Stretching out over many miles and through space and time there exists invisible threads that hold us together. What is it that keeps us close despite time and distance? There are those places in the heart reserved for a special unforgettable few. If you’re lucky those few will be many. It  never ceases to amaze me that even if far away  someone can have a  profound emotional impact on us. This holds true for  you too, and for  those of you that have experienced your heart shift inside of your chest, or a tear has welled up in your eye  because of the impact  of  another person on your particular piece of the world. This bond seems to only be strengthened by the  shared experience of trauma. When we go through inexorable circumstances, be it with friends or family, those invisible bonds become solidified. Because, when you come across  those who willingly(and happily)hold you up during  life’s disasters  your more then happy to never  let those storms steal  them away from your heart. In fact surviving a disaster together only brings us closer!  Without the darkness and shadows that life  sometimes presents us with, we couldn’t then see the sunshine and light  in life.  The shadow proves the sunshine. It is because of those dark moments that our light ones  are able to shine even brighter. Within the light we’ll find those unforgettable  few. They inhabit the depths of our hearts, the caverns of our memories, and remain on the other end of our invisible thread.  After  suffering the event of almost dying and losing it all, I have gained and found more love then I ever knew previously. Nearly all of this love came from the people on the other end of those invisible threads. They were always there it just took an act of darkness to bring them  to light. A bigger tragedy than what actually happened is that I didn’t see them sooner, and so many of us don’t. Therefore, even though the threads are invisible, when you slow life down enough to consider it, they will become more clear to you. Don’t go too fast and miss them.




If love tears us apart,tragedy brings us together.


“Life is a tragedy when seen in close-up, but a comedy in long-shot.” -Charlie  Chaplin.

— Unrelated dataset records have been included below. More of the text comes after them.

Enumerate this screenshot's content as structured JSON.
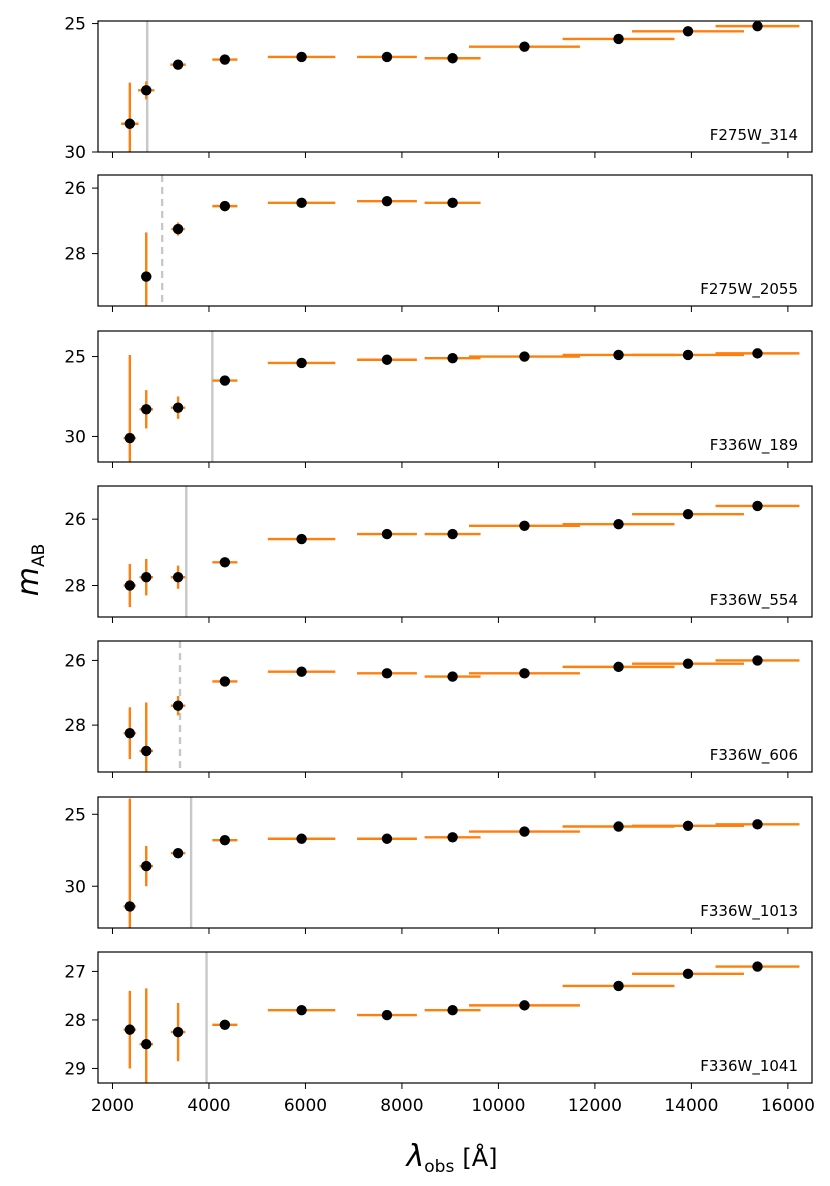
{
  "chart_data": {
    "type": "scatter",
    "xlabel_main": "λ",
    "xlabel_sub": "obs",
    "xlabel_unit": "[Å]",
    "ylabel_main": "m",
    "ylabel_sub": "AB",
    "xlim": [
      1700,
      16500
    ],
    "xticks": [
      2000,
      4000,
      6000,
      8000,
      10000,
      12000,
      14000,
      16000
    ],
    "xtick_labels": [
      "2000",
      "4000",
      "6000",
      "8000",
      "10000",
      "12000",
      "14000",
      "16000"
    ],
    "colors": {
      "errorbar": "#ff7f0e",
      "point": "#000000",
      "break_line": "#c8c8c8"
    },
    "panels": [
      {
        "label": "F275W_314",
        "ylim": [
          30,
          24.9
        ],
        "yticks": [
          25,
          30
        ],
        "ytick_labels": [
          "25",
          "30"
        ],
        "break_wavelength": 2720,
        "break_style": "solid",
        "points": [
          {
            "x": 2360,
            "y": 28.9,
            "xerr": 180,
            "yerr": 1.6
          },
          {
            "x": 2700,
            "y": 27.6,
            "xerr": 170,
            "yerr": 0.35
          },
          {
            "x": 3360,
            "y": 26.6,
            "xerr": 160,
            "yerr": 0.1
          },
          {
            "x": 4330,
            "y": 26.4,
            "xerr": 260,
            "yerr": 0.05
          },
          {
            "x": 5920,
            "y": 26.3,
            "xerr": 700,
            "yerr": 0.05
          },
          {
            "x": 7690,
            "y": 26.3,
            "xerr": 620,
            "yerr": 0.05
          },
          {
            "x": 9050,
            "y": 26.35,
            "xerr": 580,
            "yerr": 0.05
          },
          {
            "x": 10540,
            "y": 25.9,
            "xerr": 1150,
            "yerr": 0.05
          },
          {
            "x": 12490,
            "y": 25.6,
            "xerr": 1160,
            "yerr": 0.05
          },
          {
            "x": 13930,
            "y": 25.3,
            "xerr": 1160,
            "yerr": 0.05
          },
          {
            "x": 15370,
            "y": 25.1,
            "xerr": 870,
            "yerr": 0.05
          }
        ]
      },
      {
        "label": "F275W_2055",
        "ylim": [
          29.6,
          25.6
        ],
        "yticks": [
          26,
          28
        ],
        "ytick_labels": [
          "26",
          "28"
        ],
        "break_wavelength": 3030,
        "break_style": "dashed",
        "points": [
          {
            "x": 2700,
            "y": 28.7,
            "xerr": 110,
            "yerr": 1.35
          },
          {
            "x": 3360,
            "y": 27.25,
            "xerr": 140,
            "yerr": 0.2
          },
          {
            "x": 4330,
            "y": 26.55,
            "xerr": 260,
            "yerr": 0.05
          },
          {
            "x": 5920,
            "y": 26.45,
            "xerr": 700,
            "yerr": 0.05
          },
          {
            "x": 7690,
            "y": 26.4,
            "xerr": 620,
            "yerr": 0.05
          },
          {
            "x": 9050,
            "y": 26.45,
            "xerr": 580,
            "yerr": 0.05
          }
        ]
      },
      {
        "label": "F336W_189",
        "ylim": [
          31.6,
          23.4
        ],
        "yticks": [
          25,
          30
        ],
        "ytick_labels": [
          "25",
          "30"
        ],
        "break_wavelength": 4070,
        "break_style": "solid",
        "points": [
          {
            "x": 2360,
            "y": 30.1,
            "xerr": 130,
            "yerr": 5.2
          },
          {
            "x": 2700,
            "y": 28.3,
            "xerr": 140,
            "yerr": 1.2
          },
          {
            "x": 3360,
            "y": 28.2,
            "xerr": 150,
            "yerr": 0.7
          },
          {
            "x": 4330,
            "y": 26.5,
            "xerr": 260,
            "yerr": 0.1
          },
          {
            "x": 5920,
            "y": 25.4,
            "xerr": 700,
            "yerr": 0.05
          },
          {
            "x": 7690,
            "y": 25.2,
            "xerr": 620,
            "yerr": 0.05
          },
          {
            "x": 9050,
            "y": 25.1,
            "xerr": 580,
            "yerr": 0.05
          },
          {
            "x": 10540,
            "y": 25.0,
            "xerr": 1150,
            "yerr": 0.05
          },
          {
            "x": 12490,
            "y": 24.9,
            "xerr": 1160,
            "yerr": 0.05
          },
          {
            "x": 13930,
            "y": 24.9,
            "xerr": 1160,
            "yerr": 0.05
          },
          {
            "x": 15370,
            "y": 24.8,
            "xerr": 870,
            "yerr": 0.05
          }
        ]
      },
      {
        "label": "F336W_554",
        "ylim": [
          28.95,
          25.0
        ],
        "yticks": [
          26,
          28
        ],
        "ytick_labels": [
          "26",
          "28"
        ],
        "break_wavelength": 3530,
        "break_style": "solid",
        "points": [
          {
            "x": 2360,
            "y": 28.0,
            "xerr": 130,
            "yerr": 0.65
          },
          {
            "x": 2700,
            "y": 27.75,
            "xerr": 140,
            "yerr": 0.55
          },
          {
            "x": 3360,
            "y": 27.75,
            "xerr": 150,
            "yerr": 0.35
          },
          {
            "x": 4330,
            "y": 27.3,
            "xerr": 260,
            "yerr": 0.08
          },
          {
            "x": 5920,
            "y": 26.6,
            "xerr": 700,
            "yerr": 0.05
          },
          {
            "x": 7690,
            "y": 26.45,
            "xerr": 620,
            "yerr": 0.05
          },
          {
            "x": 9050,
            "y": 26.45,
            "xerr": 580,
            "yerr": 0.05
          },
          {
            "x": 10540,
            "y": 26.2,
            "xerr": 1150,
            "yerr": 0.05
          },
          {
            "x": 12490,
            "y": 26.15,
            "xerr": 1160,
            "yerr": 0.05
          },
          {
            "x": 13930,
            "y": 25.85,
            "xerr": 1160,
            "yerr": 0.05
          },
          {
            "x": 15370,
            "y": 25.6,
            "xerr": 870,
            "yerr": 0.05
          }
        ]
      },
      {
        "label": "F336W_606",
        "ylim": [
          29.45,
          25.4
        ],
        "yticks": [
          26,
          28
        ],
        "ytick_labels": [
          "26",
          "28"
        ],
        "break_wavelength": 3400,
        "break_style": "dashed",
        "points": [
          {
            "x": 2360,
            "y": 28.25,
            "xerr": 130,
            "yerr": 0.8
          },
          {
            "x": 2700,
            "y": 28.8,
            "xerr": 140,
            "yerr": 1.5
          },
          {
            "x": 3360,
            "y": 27.4,
            "xerr": 150,
            "yerr": 0.3
          },
          {
            "x": 4330,
            "y": 26.65,
            "xerr": 260,
            "yerr": 0.08
          },
          {
            "x": 5920,
            "y": 26.35,
            "xerr": 700,
            "yerr": 0.05
          },
          {
            "x": 7690,
            "y": 26.4,
            "xerr": 620,
            "yerr": 0.05
          },
          {
            "x": 9050,
            "y": 26.5,
            "xerr": 580,
            "yerr": 0.05
          },
          {
            "x": 10540,
            "y": 26.4,
            "xerr": 1150,
            "yerr": 0.05
          },
          {
            "x": 12490,
            "y": 26.2,
            "xerr": 1160,
            "yerr": 0.05
          },
          {
            "x": 13930,
            "y": 26.1,
            "xerr": 1160,
            "yerr": 0.05
          },
          {
            "x": 15370,
            "y": 26.0,
            "xerr": 870,
            "yerr": 0.05
          }
        ]
      },
      {
        "label": "F336W_1013",
        "ylim": [
          32.9,
          23.8
        ],
        "yticks": [
          25,
          30
        ],
        "ytick_labels": [
          "25",
          "30"
        ],
        "break_wavelength": 3630,
        "break_style": "solid",
        "points": [
          {
            "x": 2360,
            "y": 31.4,
            "xerr": 130,
            "yerr": 7.5
          },
          {
            "x": 2700,
            "y": 28.6,
            "xerr": 140,
            "yerr": 1.4
          },
          {
            "x": 3360,
            "y": 27.7,
            "xerr": 150,
            "yerr": 0.2
          },
          {
            "x": 4330,
            "y": 26.8,
            "xerr": 260,
            "yerr": 0.1
          },
          {
            "x": 5920,
            "y": 26.7,
            "xerr": 700,
            "yerr": 0.05
          },
          {
            "x": 7690,
            "y": 26.7,
            "xerr": 620,
            "yerr": 0.05
          },
          {
            "x": 9050,
            "y": 26.6,
            "xerr": 580,
            "yerr": 0.05
          },
          {
            "x": 10540,
            "y": 26.2,
            "xerr": 1150,
            "yerr": 0.05
          },
          {
            "x": 12490,
            "y": 25.85,
            "xerr": 1160,
            "yerr": 0.05
          },
          {
            "x": 13930,
            "y": 25.8,
            "xerr": 1160,
            "yerr": 0.05
          },
          {
            "x": 15370,
            "y": 25.7,
            "xerr": 870,
            "yerr": 0.05
          }
        ]
      },
      {
        "label": "F336W_1041",
        "ylim": [
          29.3,
          26.6
        ],
        "yticks": [
          27,
          28,
          29
        ],
        "ytick_labels": [
          "27",
          "28",
          "29"
        ],
        "break_wavelength": 3950,
        "break_style": "solid",
        "points": [
          {
            "x": 2360,
            "y": 28.2,
            "xerr": 130,
            "yerr": 0.8
          },
          {
            "x": 2700,
            "y": 28.5,
            "xerr": 140,
            "yerr": 1.15
          },
          {
            "x": 3360,
            "y": 28.25,
            "xerr": 150,
            "yerr": 0.6
          },
          {
            "x": 4330,
            "y": 28.1,
            "xerr": 260,
            "yerr": 0.06
          },
          {
            "x": 5920,
            "y": 27.8,
            "xerr": 700,
            "yerr": 0.05
          },
          {
            "x": 7690,
            "y": 27.9,
            "xerr": 620,
            "yerr": 0.05
          },
          {
            "x": 9050,
            "y": 27.8,
            "xerr": 580,
            "yerr": 0.05
          },
          {
            "x": 10540,
            "y": 27.7,
            "xerr": 1150,
            "yerr": 0.05
          },
          {
            "x": 12490,
            "y": 27.3,
            "xerr": 1160,
            "yerr": 0.05
          },
          {
            "x": 13930,
            "y": 27.05,
            "xerr": 1160,
            "yerr": 0.05
          },
          {
            "x": 15370,
            "y": 26.9,
            "xerr": 870,
            "yerr": 0.05
          }
        ]
      }
    ]
  }
}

Through my recovery I’ve discovered an invisible divide.  Even when  surrounded by people in the general public, I felt as if I was on the other side of a chasm. Because while I could physically reach out and touch another person, they were still miles away.  I could voice what I was going through, but nothing quite explains it like shared experience does.  Fortunately, that chasm  feels like it’s getting more narrow. I’ve   even found myself happy when a friend came to me with  something  scary or possibly tragic that had happened. While I certainly don’t wish for anything bad to befall them, I found myself becoming comfortable in the space of rehabilitation(mind,body,and soul) it was in these places where broken people came to be  “fixed,” that I was at ease. Am I broken? No, but perhaps  the world  would generally see it that way. It was in rooms   for rehabilitation, that I wished my friends could be there too. As if it were some type of inclusive club, I wanted them to join too.  If common interests bring two people into friendship, it’s a tragedy that can truly meld them together. I didn’t like being on the other side of an invisible wall watching the world  pass by me. A world that had  jobs,social lives,significant others,the ability to drive,independence,freedom,and went to bed every night without  having to wear braces or go to therapy, but generally their time was spent how they  wanted. I felt as though my life,time,and freedom of choice had been hijacked by  the  most evil of beings.  I   desired to bring a friend into my  “fishbowl,”not to  commiserate, but to relate.  Bonds are built and strengthened when you go through a tragedy with someone. It  beats you up initially, then it leaves you open. In the aftershock,you stumble around   and bump into other confused  victims.  In meeting them you can  understand and  relate to the bandages that both of you now need.  I don’t consider myself a victim,but rather a survivor,and  what do survivors do? They  take the lessons  learned to rebuild, fight back, and become stronger. Because of  that initial beating I’ve had to  rebuild too and that’s exactly what I’m doing.